Христианство и до Просветителя имело в Армении своих последователей. В стране были даже тайные христианские монастыри. Однако они издавна воспитывали в своем узкозамкнутом мирке умерщлявших плоть аскетов и отринувших все мирское отшельников, которые, естественно, не были способны руководить новой церковью и занимать в ней какие бы то ни было должности. Церковное поприще оставалось опять-таки за чужеземцами.
Не только руководство церковными епархиями, что соответствовало рангу епископа, но и должности настоятелей новооснованных монастырей были при Просветителе отданы пришлым священнослужителям. Они быстро сколотили монашеские общины (разумеется, из своих соплеменников), прибрали к рукам монастырские земли и настолько прочно на них обосновались, что когда в дальнейшем было решено удалить этих иноземцев из страны, то согнать их с насиженных мест смогли лишь с большим трудом.
Гонения, которые обрушивали на христиан римские императоры на западе, и соблазнительные перспективы нетронутой страны на востоке привлекли в Армению полчища авантюристов духовного звания, и они хлынули в эту обетованную землю, где новообращенный царь в религиозном порыве неофита предоставил в их распоряжение все 620 провинций своего государства и где пожалованные им однажды монастырь или земельное владение переходили в вечную собственность.
Эти чужестранцы через соплеменников, уже успевших получить церковные должности, были так хорошо осведомлены об Армении и ее условиях, что, еще не ступив на армянскую землю, заранее обговаривали с царем и католикосом, какую именно епархию или какой монастырь хотели бы получить в вечное владение. Отсюда со всей очевидностью следует, что не апостольское рвение к распространению христианства влекло их в Армению, но одно лишь корыстолюбие и щедрое радушие новообращенной страны, которая предлагала им готовое пристанище в лоне своем.
Зеноб Глак, родом сириец, игумен монастыря Иннакян, в своем послании сирийским епископам приглашает их в Армению и описывает страну так:
...И если вы пожелали бы переехать в сию страну– она плодородна: места равнинные, воздух благорастворенный и вода в изобилии.

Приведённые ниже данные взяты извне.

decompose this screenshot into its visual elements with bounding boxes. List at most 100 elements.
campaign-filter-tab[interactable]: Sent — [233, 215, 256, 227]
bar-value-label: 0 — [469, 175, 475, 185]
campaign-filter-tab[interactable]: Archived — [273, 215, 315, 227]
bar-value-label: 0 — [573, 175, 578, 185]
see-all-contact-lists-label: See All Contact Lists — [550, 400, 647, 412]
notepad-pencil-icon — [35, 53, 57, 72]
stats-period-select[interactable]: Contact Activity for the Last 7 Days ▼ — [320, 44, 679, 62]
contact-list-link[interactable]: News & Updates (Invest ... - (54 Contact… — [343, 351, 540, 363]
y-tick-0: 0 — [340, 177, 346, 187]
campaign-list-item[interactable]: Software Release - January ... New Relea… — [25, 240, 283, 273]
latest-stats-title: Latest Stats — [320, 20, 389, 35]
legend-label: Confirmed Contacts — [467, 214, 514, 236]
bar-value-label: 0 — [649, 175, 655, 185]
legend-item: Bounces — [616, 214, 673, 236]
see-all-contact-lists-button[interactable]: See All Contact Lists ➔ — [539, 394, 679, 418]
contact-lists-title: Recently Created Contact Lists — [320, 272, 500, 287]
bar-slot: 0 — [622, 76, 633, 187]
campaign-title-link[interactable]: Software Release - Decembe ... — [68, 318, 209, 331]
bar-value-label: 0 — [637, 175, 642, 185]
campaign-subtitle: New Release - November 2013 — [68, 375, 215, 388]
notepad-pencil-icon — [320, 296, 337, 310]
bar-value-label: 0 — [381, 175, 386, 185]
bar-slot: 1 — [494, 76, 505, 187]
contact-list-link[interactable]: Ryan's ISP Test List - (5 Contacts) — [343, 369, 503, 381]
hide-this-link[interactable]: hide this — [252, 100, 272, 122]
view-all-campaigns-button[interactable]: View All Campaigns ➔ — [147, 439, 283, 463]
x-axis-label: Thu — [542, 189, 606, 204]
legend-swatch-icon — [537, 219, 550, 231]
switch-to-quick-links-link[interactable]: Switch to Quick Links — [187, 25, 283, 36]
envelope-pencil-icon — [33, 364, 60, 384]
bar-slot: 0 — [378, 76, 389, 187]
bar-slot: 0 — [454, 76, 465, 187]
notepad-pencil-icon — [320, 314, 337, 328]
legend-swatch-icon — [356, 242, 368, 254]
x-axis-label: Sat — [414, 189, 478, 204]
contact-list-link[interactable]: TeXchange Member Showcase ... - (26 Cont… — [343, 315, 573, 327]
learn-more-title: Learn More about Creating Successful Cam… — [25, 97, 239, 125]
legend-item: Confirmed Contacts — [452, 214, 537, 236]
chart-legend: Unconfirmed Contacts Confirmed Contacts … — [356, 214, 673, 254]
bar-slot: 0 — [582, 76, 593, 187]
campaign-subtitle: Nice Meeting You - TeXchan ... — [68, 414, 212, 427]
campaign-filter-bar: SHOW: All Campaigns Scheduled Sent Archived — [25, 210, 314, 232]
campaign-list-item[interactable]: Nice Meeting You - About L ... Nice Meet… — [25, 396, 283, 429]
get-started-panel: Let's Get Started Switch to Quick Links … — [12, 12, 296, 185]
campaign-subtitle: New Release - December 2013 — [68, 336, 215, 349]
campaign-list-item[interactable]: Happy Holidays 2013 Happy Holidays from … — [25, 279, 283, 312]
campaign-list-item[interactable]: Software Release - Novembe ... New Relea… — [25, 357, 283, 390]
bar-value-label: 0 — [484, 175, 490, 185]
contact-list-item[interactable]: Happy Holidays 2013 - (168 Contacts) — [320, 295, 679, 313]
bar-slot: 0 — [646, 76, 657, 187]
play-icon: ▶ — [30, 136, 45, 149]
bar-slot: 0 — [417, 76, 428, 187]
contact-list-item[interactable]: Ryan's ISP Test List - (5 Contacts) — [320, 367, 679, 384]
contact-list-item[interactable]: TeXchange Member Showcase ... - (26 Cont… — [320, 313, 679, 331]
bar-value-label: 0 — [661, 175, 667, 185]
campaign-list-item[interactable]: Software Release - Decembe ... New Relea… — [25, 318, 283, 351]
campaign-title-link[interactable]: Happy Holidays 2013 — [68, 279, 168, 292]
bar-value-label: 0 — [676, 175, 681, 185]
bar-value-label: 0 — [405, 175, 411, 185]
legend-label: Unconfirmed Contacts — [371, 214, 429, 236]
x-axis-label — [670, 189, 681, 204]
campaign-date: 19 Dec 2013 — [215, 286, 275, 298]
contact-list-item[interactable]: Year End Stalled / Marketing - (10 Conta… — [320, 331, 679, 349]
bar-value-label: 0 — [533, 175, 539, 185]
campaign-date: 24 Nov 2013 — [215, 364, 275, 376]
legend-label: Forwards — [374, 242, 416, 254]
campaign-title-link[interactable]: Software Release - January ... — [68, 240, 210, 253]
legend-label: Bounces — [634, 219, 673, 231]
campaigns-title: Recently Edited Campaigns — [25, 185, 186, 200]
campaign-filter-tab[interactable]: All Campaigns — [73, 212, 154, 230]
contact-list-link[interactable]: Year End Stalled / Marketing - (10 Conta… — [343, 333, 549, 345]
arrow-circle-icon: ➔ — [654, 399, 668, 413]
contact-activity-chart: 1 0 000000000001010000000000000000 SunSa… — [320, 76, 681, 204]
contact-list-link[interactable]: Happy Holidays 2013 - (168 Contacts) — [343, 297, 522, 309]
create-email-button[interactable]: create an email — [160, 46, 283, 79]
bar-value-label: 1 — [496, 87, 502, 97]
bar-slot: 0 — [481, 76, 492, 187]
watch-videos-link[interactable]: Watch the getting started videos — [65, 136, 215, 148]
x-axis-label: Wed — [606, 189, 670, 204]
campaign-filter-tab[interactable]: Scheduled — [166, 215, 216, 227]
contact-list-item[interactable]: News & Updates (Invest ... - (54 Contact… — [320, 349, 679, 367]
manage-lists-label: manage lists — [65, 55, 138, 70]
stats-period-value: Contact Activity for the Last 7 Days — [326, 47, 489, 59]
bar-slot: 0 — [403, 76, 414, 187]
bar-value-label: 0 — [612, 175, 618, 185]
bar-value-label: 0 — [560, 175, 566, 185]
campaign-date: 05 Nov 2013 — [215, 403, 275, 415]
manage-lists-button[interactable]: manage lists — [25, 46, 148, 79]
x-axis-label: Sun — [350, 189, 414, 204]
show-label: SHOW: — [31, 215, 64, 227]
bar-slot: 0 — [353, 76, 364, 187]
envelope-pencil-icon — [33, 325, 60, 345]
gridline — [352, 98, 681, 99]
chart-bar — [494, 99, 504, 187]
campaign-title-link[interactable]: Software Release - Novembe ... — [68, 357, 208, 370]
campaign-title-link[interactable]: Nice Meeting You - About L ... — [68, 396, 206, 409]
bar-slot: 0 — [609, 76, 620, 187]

А вокруг горы, и в них много укрепленных замков. Страна богата лугами и пастбищами, кипит млеком и медом, и как манна небесная нисходит с небес в стране Иудейской, так и здесь она падает на леса с неба, и она слаще меда и называют ее газпен... Страна изобильна благами, удобна для жизни и благоприятна для здоровья. Князья расположены к духовенству и не чинят ему вреда, пекутся о нищих и сирых, радеют о церквах и их нуждах».
Так, в Армении образовались четыре пласта духовенства:
Из своей среды, то есть из армян:
1. Парфянский пласт – потомки самого Просветителя.
2. Жреческий пласт – потомки языческих жрецов, ставшие служителями новой религии.
Из чужеземцев:
3. Греки.
4 Сирийцы.
Поговорим теперь о каждом из них.
Род Просветителя был славен своим прошлым, запечатленным в преданьях, полных чудес, которые столь близки душе и вере народа и потому незабываемы. Народ чтил этот род и признавал своим высшим духовным авторитетом. Этим объясняется, почему только этот род желала видеть Армения в роли главы своей церкви, только его считала достойным патриаршего престола и лишь его благодатной деснице соглашалась вручить посох своего верховного пастыря. Эти всенародные чаяния и привели к тому, что сан католикоса наследственно закрепился за родом Просветителя.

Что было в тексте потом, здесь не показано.